Billy Smith, 13, a student at Hinchingbrooke School, made suggestions for the plan being drawn up by the Cambridgeshire Children and Young People's Strategic Partnership, and his artwork also features in the finished document.
The partnership's plan is designed to improve the lives of young people and their families.
It includes measures to reduce the number of children injured in road accidents, to improve youngsters' self esteem, tackle bullying, increase participation in sport, and increase attainment in the traveller, Bangladeshi and Pakistani communities, as well as boost GCSE results of children in care.
Billy, who is proud of his Romany origin, said he enjoyed taking part in the project, especially to help get the views of gypsies across.
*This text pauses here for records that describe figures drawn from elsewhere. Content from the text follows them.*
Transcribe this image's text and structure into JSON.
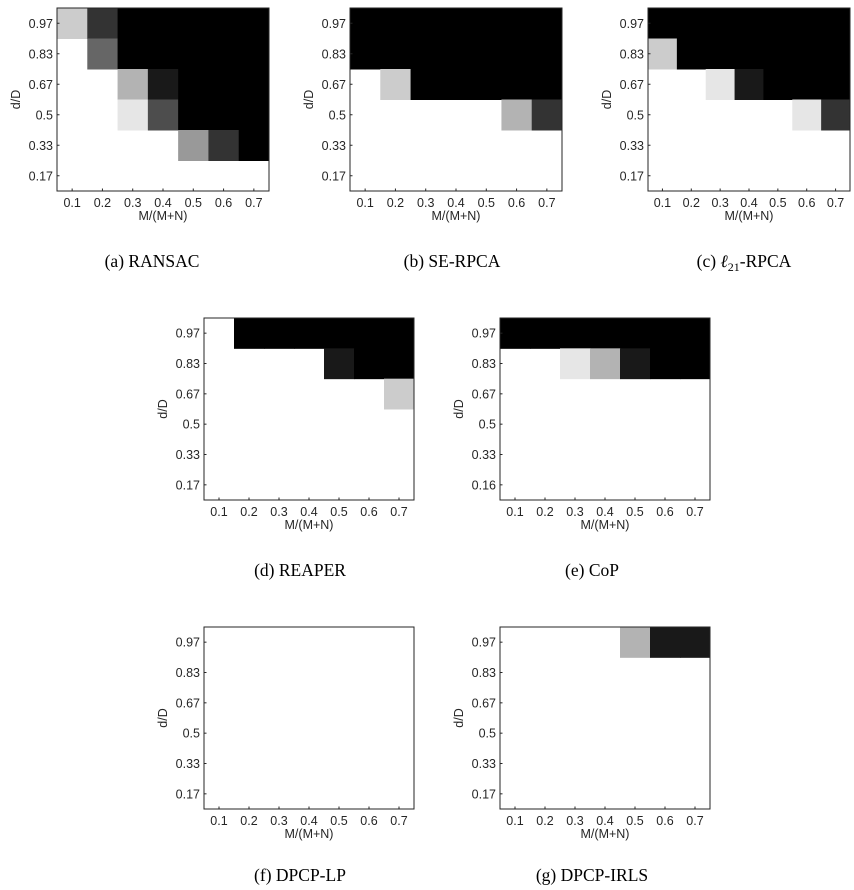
{
  "chart_data": [
    {
      "type": "heatmap",
      "caption": "(a) RANSAC",
      "xlabel": "M/(M+N)",
      "ylabel": "d/D",
      "x_ticks": [
        "0.1",
        "0.2",
        "0.3",
        "0.4",
        "0.5",
        "0.6",
        "0.7"
      ],
      "y_ticks": [
        "0.97",
        "0.83",
        "0.67",
        "0.5",
        "0.33",
        "0.17"
      ],
      "value_range": [
        0,
        1
      ],
      "colormap": "gray (white = 0, black = 1)",
      "values": [
        [
          0.2,
          0.8,
          1,
          1,
          1,
          1,
          1
        ],
        [
          0,
          0.6,
          1,
          1,
          1,
          1,
          1
        ],
        [
          0,
          0,
          0.3,
          0.9,
          1,
          1,
          1
        ],
        [
          0,
          0,
          0.1,
          0.7,
          1,
          1,
          1
        ],
        [
          0,
          0,
          0,
          0,
          0.4,
          0.8,
          1
        ],
        [
          0,
          0,
          0,
          0,
          0,
          0,
          0
        ]
      ]
    },
    {
      "type": "heatmap",
      "caption": "(b) SE-RPCA",
      "xlabel": "M/(M+N)",
      "ylabel": "d/D",
      "x_ticks": [
        "0.1",
        "0.2",
        "0.3",
        "0.4",
        "0.5",
        "0.6",
        "0.7"
      ],
      "y_ticks": [
        "0.97",
        "0.83",
        "0.67",
        "0.5",
        "0.33",
        "0.17"
      ],
      "value_range": [
        0,
        1
      ],
      "values": [
        [
          1,
          1,
          1,
          1,
          1,
          1,
          1
        ],
        [
          1,
          1,
          1,
          1,
          1,
          1,
          1
        ],
        [
          0,
          0.2,
          1,
          1,
          1,
          1,
          1
        ],
        [
          0,
          0,
          0,
          0,
          0,
          0.3,
          0.8
        ],
        [
          0,
          0,
          0,
          0,
          0,
          0,
          0
        ],
        [
          0,
          0,
          0,
          0,
          0,
          0,
          0
        ]
      ]
    },
    {
      "type": "heatmap",
      "caption": "(c) ℓ21-RPCA",
      "caption_prefix": "(c) ",
      "caption_symbol": "ℓ",
      "caption_subscript": "21",
      "caption_suffix": "-RPCA",
      "xlabel": "M/(M+N)",
      "ylabel": "d/D",
      "x_ticks": [
        "0.1",
        "0.2",
        "0.3",
        "0.4",
        "0.5",
        "0.6",
        "0.7"
      ],
      "y_ticks": [
        "0.97",
        "0.83",
        "0.67",
        "0.5",
        "0.33",
        "0.17"
      ],
      "value_range": [
        0,
        1
      ],
      "values": [
        [
          1,
          1,
          1,
          1,
          1,
          1,
          1
        ],
        [
          0.2,
          1,
          1,
          1,
          1,
          1,
          1
        ],
        [
          0,
          0,
          0.1,
          0.9,
          1,
          1,
          1
        ],
        [
          0,
          0,
          0,
          0,
          0,
          0.1,
          0.8
        ],
        [
          0,
          0,
          0,
          0,
          0,
          0,
          0
        ],
        [
          0,
          0,
          0,
          0,
          0,
          0,
          0
        ]
      ]
    },
    {
      "type": "heatmap",
      "caption": "(d) REAPER",
      "xlabel": "M/(M+N)",
      "ylabel": "d/D",
      "x_ticks": [
        "0.1",
        "0.2",
        "0.3",
        "0.4",
        "0.5",
        "0.6",
        "0.7"
      ],
      "y_ticks": [
        "0.97",
        "0.83",
        "0.67",
        "0.5",
        "0.33",
        "0.17"
      ],
      "value_range": [
        0,
        1
      ],
      "values": [
        [
          0,
          1,
          1,
          1,
          1,
          1,
          1
        ],
        [
          0,
          0,
          0,
          0,
          0.9,
          1,
          1
        ],
        [
          0,
          0,
          0,
          0,
          0,
          0,
          0.2
        ],
        [
          0,
          0,
          0,
          0,
          0,
          0,
          0
        ],
        [
          0,
          0,
          0,
          0,
          0,
          0,
          0
        ],
        [
          0,
          0,
          0,
          0,
          0,
          0,
          0
        ]
      ]
    },
    {
      "type": "heatmap",
      "caption": "(e) CoP",
      "xlabel": "M/(M+N)",
      "ylabel": "d/D",
      "x_ticks": [
        "0.1",
        "0.2",
        "0.3",
        "0.4",
        "0.5",
        "0.6",
        "0.7"
      ],
      "y_ticks": [
        "0.97",
        "0.83",
        "0.67",
        "0.5",
        "0.33",
        "0.16"
      ],
      "value_range": [
        0,
        1
      ],
      "values": [
        [
          1,
          1,
          1,
          1,
          1,
          1,
          1
        ],
        [
          0,
          0,
          0.1,
          0.3,
          0.9,
          1,
          1
        ],
        [
          0,
          0,
          0,
          0,
          0,
          0,
          0
        ],
        [
          0,
          0,
          0,
          0,
          0,
          0,
          0
        ],
        [
          0,
          0,
          0,
          0,
          0,
          0,
          0
        ],
        [
          0,
          0,
          0,
          0,
          0,
          0,
          0
        ]
      ]
    },
    {
      "type": "heatmap",
      "caption": "(f) DPCP-LP",
      "xlabel": "M/(M+N)",
      "ylabel": "d/D",
      "x_ticks": [
        "0.1",
        "0.2",
        "0.3",
        "0.4",
        "0.5",
        "0.6",
        "0.7"
      ],
      "y_ticks": [
        "0.97",
        "0.83",
        "0.67",
        "0.5",
        "0.33",
        "0.17"
      ],
      "value_range": [
        0,
        1
      ],
      "values": [
        [
          0,
          0,
          0,
          0,
          0,
          0,
          0
        ],
        [
          0,
          0,
          0,
          0,
          0,
          0,
          0
        ],
        [
          0,
          0,
          0,
          0,
          0,
          0,
          0
        ],
        [
          0,
          0,
          0,
          0,
          0,
          0,
          0
        ],
        [
          0,
          0,
          0,
          0,
          0,
          0,
          0
        ],
        [
          0,
          0,
          0,
          0,
          0,
          0,
          0
        ]
      ]
    },
    {
      "type": "heatmap",
      "caption": "(g) DPCP-IRLS",
      "xlabel": "M/(M+N)",
      "ylabel": "d/D",
      "x_ticks": [
        "0.1",
        "0.2",
        "0.3",
        "0.4",
        "0.5",
        "0.6",
        "0.7"
      ],
      "y_ticks": [
        "0.97",
        "0.83",
        "0.67",
        "0.5",
        "0.33",
        "0.17"
      ],
      "value_range": [
        0,
        1
      ],
      "values": [
        [
          0,
          0,
          0,
          0,
          0.3,
          0.9,
          0.9
        ],
        [
          0,
          0,
          0,
          0,
          0,
          0,
          0
        ],
        [
          0,
          0,
          0,
          0,
          0,
          0,
          0
        ],
        [
          0,
          0,
          0,
          0,
          0,
          0,
          0
        ],
        [
          0,
          0,
          0,
          0,
          0,
          0,
          0
        ],
        [
          0,
          0,
          0,
          0,
          0,
          0,
          0
        ]
      ]
    }
  ]
}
"I interviewed some council people and drew some artwork and miniature posters and did some work on the booklet - The Big Plan," he said.
Billy, who was born in Essex and who has travelled all over the region, has been living in a house for about 10 years.
"I do prefer travelling really, but you can't stop anywhere, and when you do people throw firebombs at you or come up looking for a fight, so we are moved on," he said. "There is good and bad in everybody. Travellers are not all bad people."
Coun Shona Johnstone, Cambridgeshire County Council cabinet member for children and young people's services, said:
"Children, young people and their families are at the heart of the partnership and the plan they have produced.
"What they have told us has been vital in setting our priorities.
"We particularly valued the contribution made by Billy and the travelling community."
Coun Johnstone said the partnership was working to ensure children and their families receive faster and more effective services close to where they live and go to school, and that they look to the Government for support.
The partnership, made up from local councils, the police, primary care trusts and NHS trusts, Connexions, schools and voluntary organisations, felt contributions by young people were an integral part of the plan, and 1,850 took part.